WEEKEND is pleased to present Hide the Evidence, an exhibition of photographic works by Los Angeles based artist Suzanne Adelman. In Hide the Evidence, Adelman explores the physiological experience of vision and perception through a series of images depicting mundane urban environments, interior spaces, and landscapes that subtly expound on cultural and environmental scenarios and subtexts, the nature of seeing, and how this relates to the representational issues of the photograph.
By employing a motion blur to discrete sections of her photographs, Adelman draws attention to the process through which the brain analyzes visual information, wherein everything we perceive, however routine, is an approximation of raw data. In order to compensate for this overload of data, the brain "roughs in" large areas of the visual field, often providing us with an incomplete picture of visual experience that we nonetheless consider seamless.

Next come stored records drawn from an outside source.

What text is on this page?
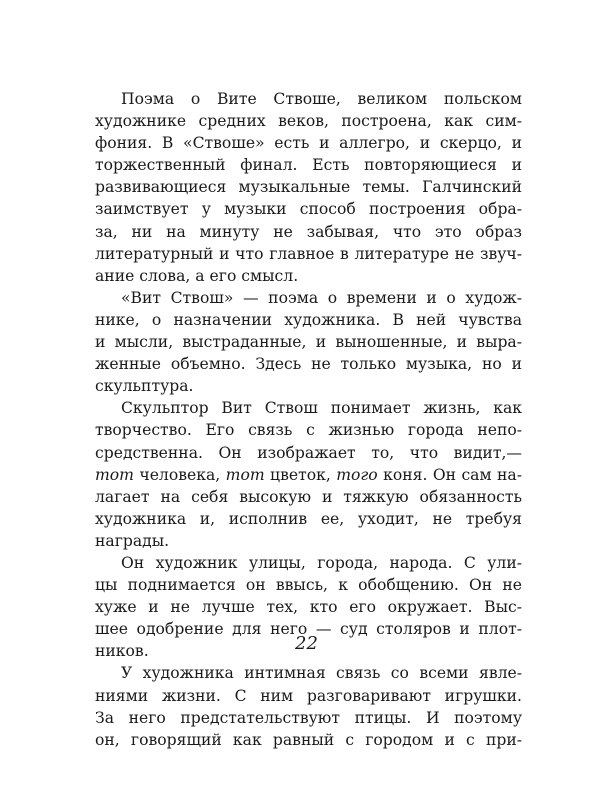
Поэма о Вите Ствоше, великом польском
художнике средних веков, построена, как сим-
фония. В «Ствоше» есть и аллегро, и скерцо, и
торжественный финал. Есть повторяющиеся и
развивающиеся музыкальные темы. Галчинский
заимствует у музыки способ построения обра-
за, ни на минуту не забывая, что это образ
литературный и что главное в литературе не звуч-
ание слова, а его смысл.
«Вит Ствош» — поэма о времени и о худож-
нике, о назначении художника. В ней чувства
и мысли, выстраданные, и выношенные, и выра-
женные объемно. Здесь не только музыка, но и
скульптура.
Скульптор Вит Ствош понимает жизнь, как
творчество. Его связь с жизнью города непо-
средственна. Он изображает то, что видит,—
тот человека, тот цветок, того коня. Он сам на-
лагает на себя высокую и тяжкую обязанность
художника и, исполнив ее, уходит, не требуя
награды.
Он художник улицы, города, народа. С ули-
цы поднимается он ввысь, к обобщению. Он не
хуже и не лучше тех, кто его окружает. Выс-
шее одобрение для него — суд столяров и плот-
ников.
У художника интимная связь со всеми явле-
ниями жизни. С ним разговаривают игрушки.
За него предстательствуют птицы. И поэтому
он, говорящий как равный с городом и с при-
22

Ultimately, Adelman's work succeeds in elucidating these qualities of the visual experience while drawing analogies to the constructed nature both of vision and the photograph. Adelman's blurred images reveal perception to be a nebulous and murky affair, mediated by transitory fragments of analog experience that are memory-based, illusive and ultimately ephemeral.

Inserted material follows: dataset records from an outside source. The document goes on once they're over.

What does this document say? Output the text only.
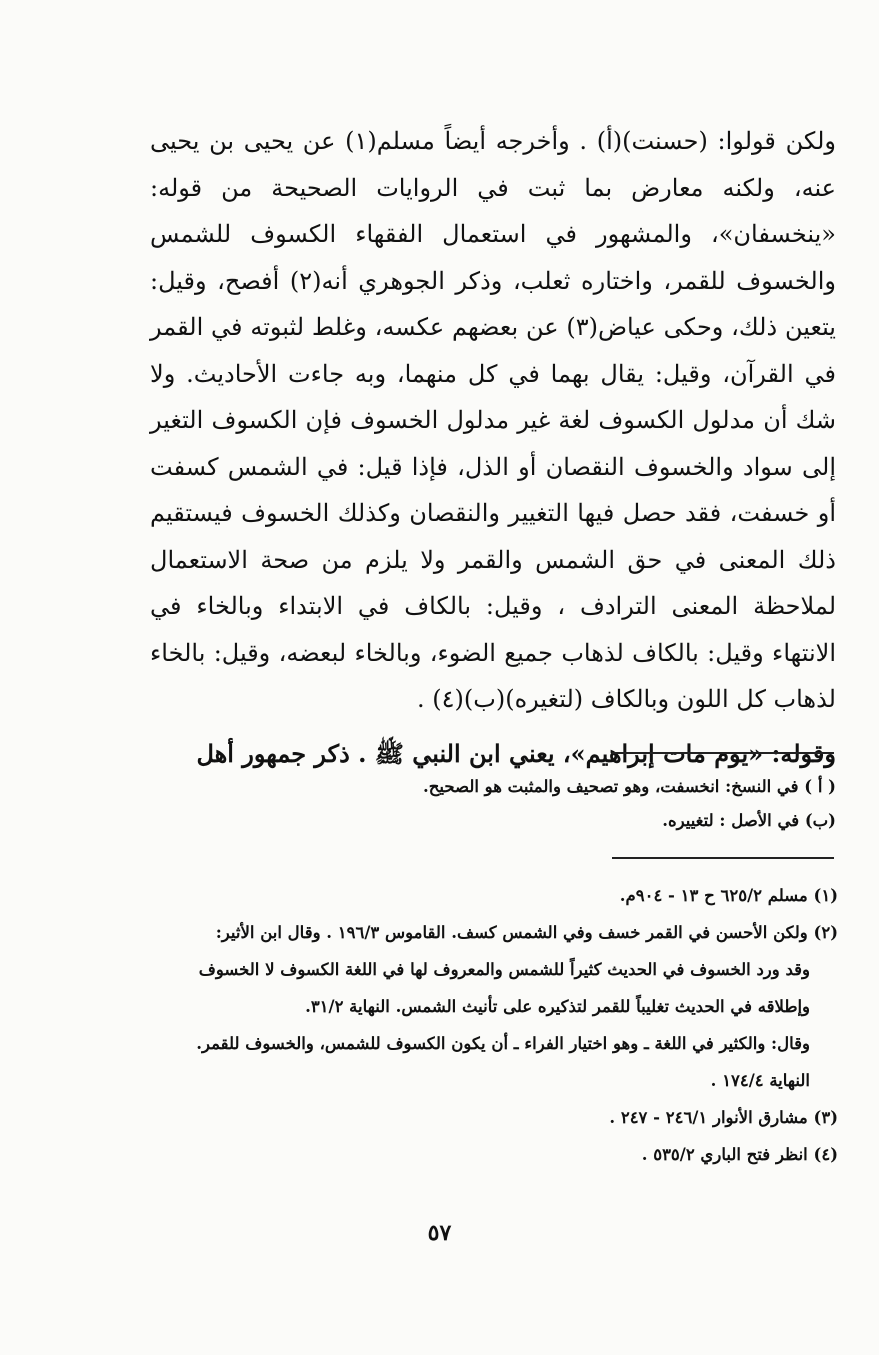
ولكن قولوا: (حسنت)(أ) . وأخرجه أيضاً مسلم(١) عن يحيى بن يحيى عنه، ولكنه معارض بما ثبت في الروايات الصحيحة من قوله: «ينخسفان»، والمشهور في استعمال الفقهاء الكسوف للشمس والخسوف للقمر، واختاره ثعلب، وذكر الجوهري أنه(٢) أفصح، وقيل: يتعين ذلك، وحكى عياض(٣) عن بعضهم عكسه، وغلط لثبوته في القمر في القرآن، وقيل: يقال بهما في كل منهما، وبه جاءت الأحاديث. ولا شك أن مدلول الكسوف لغة غير مدلول الخسوف فإن الكسوف التغير إلى سواد والخسوف النقصان أو الذل، فإذا قيل: في الشمس كسفت أو خسفت، فقد حصل فيها التغيير والنقصان وكذلك الخسوف فيستقيم ذلك المعنى في حق الشمس والقمر ولا يلزم من صحة الاستعمال لملاحظة المعنى الترادف ، وقيل: بالكاف في الابتداء وبالخاء في الانتهاء وقيل: بالكاف لذهاب جميع الضوء، وبالخاء لبعضه، وقيل: بالخاء لذهاب كل اللون وبالكاف (لتغيره)(ب)(٤) .

وقوله: «يوم مات إبراهيم»، يعني ابن النبي ﷺ . ذكر جمهور أهل

( أ ) في النسخ: انخسفت، وهو تصحيف والمثبت هو الصحيح.

(ب) في الأصل : لتغييره.

(١) مسلم ٦٢٥/٢ ح ١٣ - ٩٠٤م.

(٢) ولكن الأحسن في القمر خسف وفي الشمس كسف. القاموس ١٩٦/٣ . وقال ابن الأثير:

وقد ورد الخسوف في الحديث كثيراً للشمس والمعروف لها في اللغة الكسوف لا الخسوف

وإطلاقه في الحديث تغليباً للقمر لتذكيره على تأنيث الشمس. النهاية ٣١/٢.

وقال: والكثير في اللغة ـ وهو اختيار الفراء ـ أن يكون الكسوف للشمس، والخسوف للقمر.

النهاية ١٧٤/٤ .

(٣) مشارق الأنوار ٢٤٦/١ - ٢٤٧ .

(٤) انظر فتح الباري ٥٣٥/٢ .

٥٧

Suzanne Adelman is an artist and curator based in Los Angeles and received her MFA in art from CalArts. Her work has been included in various group and solo exhibitions in Los Angeles, New York, and Europe.
Hide The Evidence
Hide The Evidence is an inquiry into the faculties of human sight and how this relates to representational issues of the photograph.

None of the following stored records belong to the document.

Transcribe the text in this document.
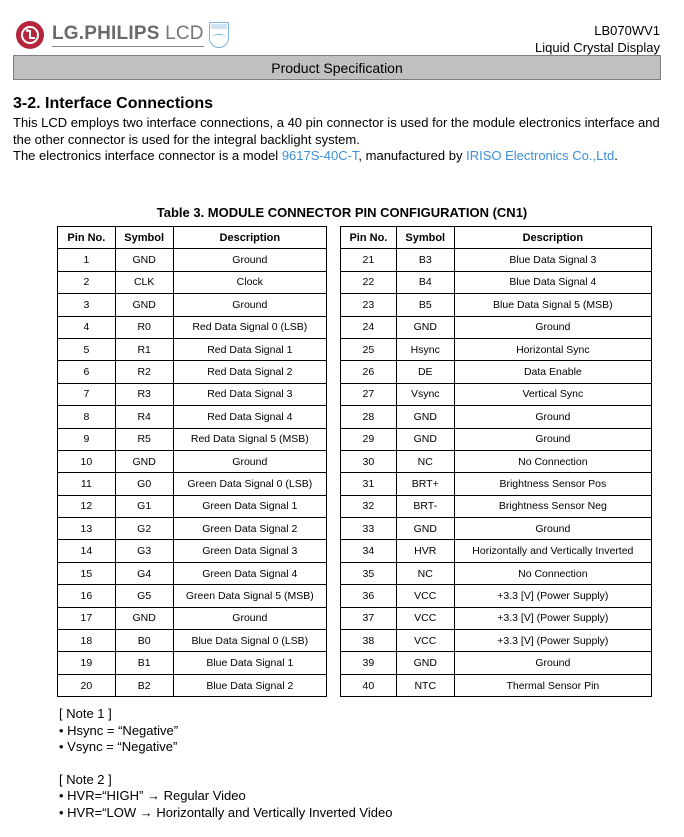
LG.PHILIPS LCD	LB070WV1
Liquid Crystal Display
Product Specification
3-2. Interface Connections
This LCD employs two interface connections, a 40 pin connector is used for the module electronics interface and the other connector is used for the integral backlight system.
The electronics interface connector is a model 9617S-40C-T, manufactured by IRISO Electronics Co.,Ltd.
Table 3. MODULE CONNECTOR PIN CONFIGURATION (CN1)
Pin No.	Symbol	Description
1	GND	Ground
2	CLK	Clock
3	GND	Ground
4	R0	Red Data Signal 0 (LSB)
5	R1	Red Data Signal 1
6	R2	Red Data Signal 2
7	R3	Red Data Signal 3
8	R4	Red Data Signal 4
9	R5	Red Data Signal 5 (MSB)
10	GND	Ground
11	G0	Green Data Signal 0 (LSB)
12	G1	Green Data Signal 1
13	G2	Green Data Signal 2
14	G3	Green Data Signal 3
15	G4	Green Data Signal 4
16	G5	Green Data Signal 5 (MSB)
17	GND	Ground
18	B0	Blue Data Signal 0 (LSB)
19	B1	Blue Data Signal 1
20	B2	Blue Data Signal 2
Pin No.	Symbol	Description
21	B3	Blue Data Signal 3
22	B4	Blue Data Signal 4
23	B5	Blue Data Signal 5 (MSB)
24	GND	Ground
25	Hsync	Horizontal Sync
26	DE	Data Enable
27	Vsync	Vertical Sync
28	GND	Ground
29	GND	Ground
30	NC	No Connection
31	BRT+	Brightness Sensor Pos
32	BRT-	Brightness Sensor Neg
33	GND	Ground
34	HVR	Horizontally and Vertically Inverted
35	NC	No Connection
36	VCC	+3.3 [V] (Power Supply)
37	VCC	+3.3 [V] (Power Supply)
38	VCC	+3.3 [V] (Power Supply)
39	GND	Ground
40	NTC	Thermal Sensor Pin
[ Note 1 ]
• Hsync = “Negative”
• Vsync = “Negative”
[ Note 2 ]
• HVR=“HIGH” → Regular Video
• HVR=“LOW → Horizontally and Vertically Inverted Video
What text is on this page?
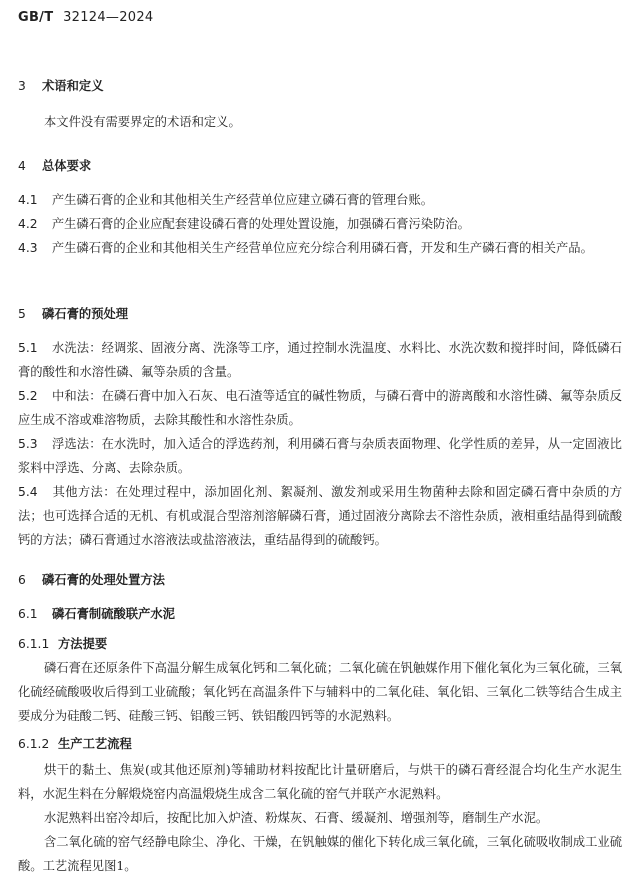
GB/T 32124—2024
3 术语和定义
本文件没有需要界定的术语和定义。
4 总体要求
4.1 产生磷石膏的企业和其他相关生产经营单位应建立磷石膏的管理台账。
4.2 产生磷石膏的企业应配套建设磷石膏的处理处置设施，加强磷石膏污染防治。
4.3 产生磷石膏的企业和其他相关生产经营单位应充分综合利用磷石膏，开发和生产磷石膏的相关产品。
5 磷石膏的预处理
5.1 水洗法：经调浆、固液分离、洗涤等工序，通过控制水洗温度、水料比、水洗次数和搅拌时间，降低磷石膏的酸性和水溶性磷、氟等杂质的含量。
5.2 中和法：在磷石膏中加入石灰、电石渣等适宜的碱性物质，与磷石膏中的游离酸和水溶性磷、氟等杂质反应生成不溶或难溶物质，去除其酸性和水溶性杂质。
5.3 浮选法：在水洗时，加入适合的浮选药剂，利用磷石膏与杂质表面物理、化学性质的差异，从一定固液比浆料中浮选、分离、去除杂质。
5.4 其他方法：在处理过程中，添加固化剂、絮凝剂、激发剂或采用生物菌种去除和固定磷石膏中杂质的方法；也可选择合适的无机、有机或混合型溶剂溶解磷石膏，通过固液分离除去不溶性杂质，液相重结晶得到硫酸钙的方法；磷石膏通过水溶液法或盐溶液法，重结晶得到的硫酸钙。
6 磷石膏的处理处置方法
6.1 磷石膏制硫酸联产水泥
6.1.1 方法提要
磷石膏在还原条件下高温分解生成氧化钙和二氧化硫；二氧化硫在钒触媒作用下催化氧化为三氧化硫，三氧化硫经硫酸吸收后得到工业硫酸；氧化钙在高温条件下与辅料中的二氧化硅、氧化铝、三氧化二铁等结合生成主要成分为硅酸二钙、硅酸三钙、铝酸三钙、铁铝酸四钙等的水泥熟料。
6.1.2 生产工艺流程
烘干的黏土、焦炭(或其他还原剂)等辅助材料按配比计量研磨后，与烘干的磷石膏经混合均化生产水泥生料，水泥生料在分解煅烧窑内高温煅烧生成含二氧化硫的窑气并联产水泥熟料。
水泥熟料出窑冷却后，按配比加入炉渣、粉煤灰、石膏、缓凝剂、增强剂等，磨制生产水泥。
含二氧化硫的窑气经静电除尘、净化、干燥，在钒触媒的催化下转化成三氧化硫，三氧化硫吸收制成工业硫酸。工艺流程见图1。
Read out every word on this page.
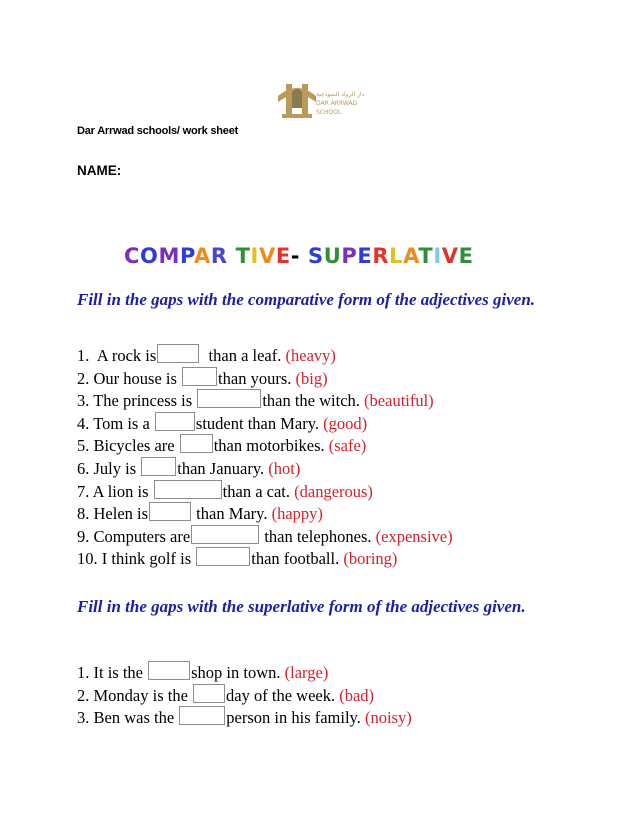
دار الرواد النموذجية DAR ARRWAD SCHOOL
Dar Arrwad schools/ work sheet
NAME:
COMPAR TIVE- SUPERLATIVE
Fill in the gaps with the comparative form of the adjectives given.
1.  A rock is	than a leaf. (heavy)
2. Our house is than yours. (big)
3. The princess is	than the witch. (beautiful)
4. Tom is a	student than Mary. (good)
5. Bicycles are than motorbikes. (safe)
6. July is than January. (hot)
7. A lion is	than a cat. (dangerous)
8. Helen is	than Mary. (happy)
9. Computers are	than telephones. (expensive)
10. I think golf is	than football. (boring)
Fill in the gaps with the superlative form of the adjectives given.
1. It is the	shop in town. (large)
2. Monday is the day of the week. (bad)
3. Ben was the	person in his family. (noisy)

While researching the mechanics of vision, I became interested in the fact that it is the brain and not the eye’s retina that actually constructs vision. Humans can only see in focus two percent of their visual field at any given moment. The rest is effectually hidden. The brain heavily processes visual information gathered by the optic neurons, filling in for all intensive purposes a seamless visual field. This information then translates into a quick shorthand form of selective perception based upon attention and judgments: what we know from prior or embedded experiences, physically navigating environments, and general survival instincts.
Vision as a mediated process corresponds to the argument that photographs are not direct representations but rather constructions. This is seems to be particularly the case with digital photography which processes data rather than records the direct imprint of light upon material.
In my photographic works, the blurring, abstraction, and narrow areas of focus are analogous to the mechanics of vision. The representational organization and manipulated areas of the photographs set up a dialogue between the hidden cognitive nature of vision and the subject matter that consists of various cultural and environmental scenarios and subtexts.
The function of the photographs in Hide The Evidence is to stimulate a new action of perception that is analogous to vision itself: to construct a representation of what has been hidden or invisible or incomplete.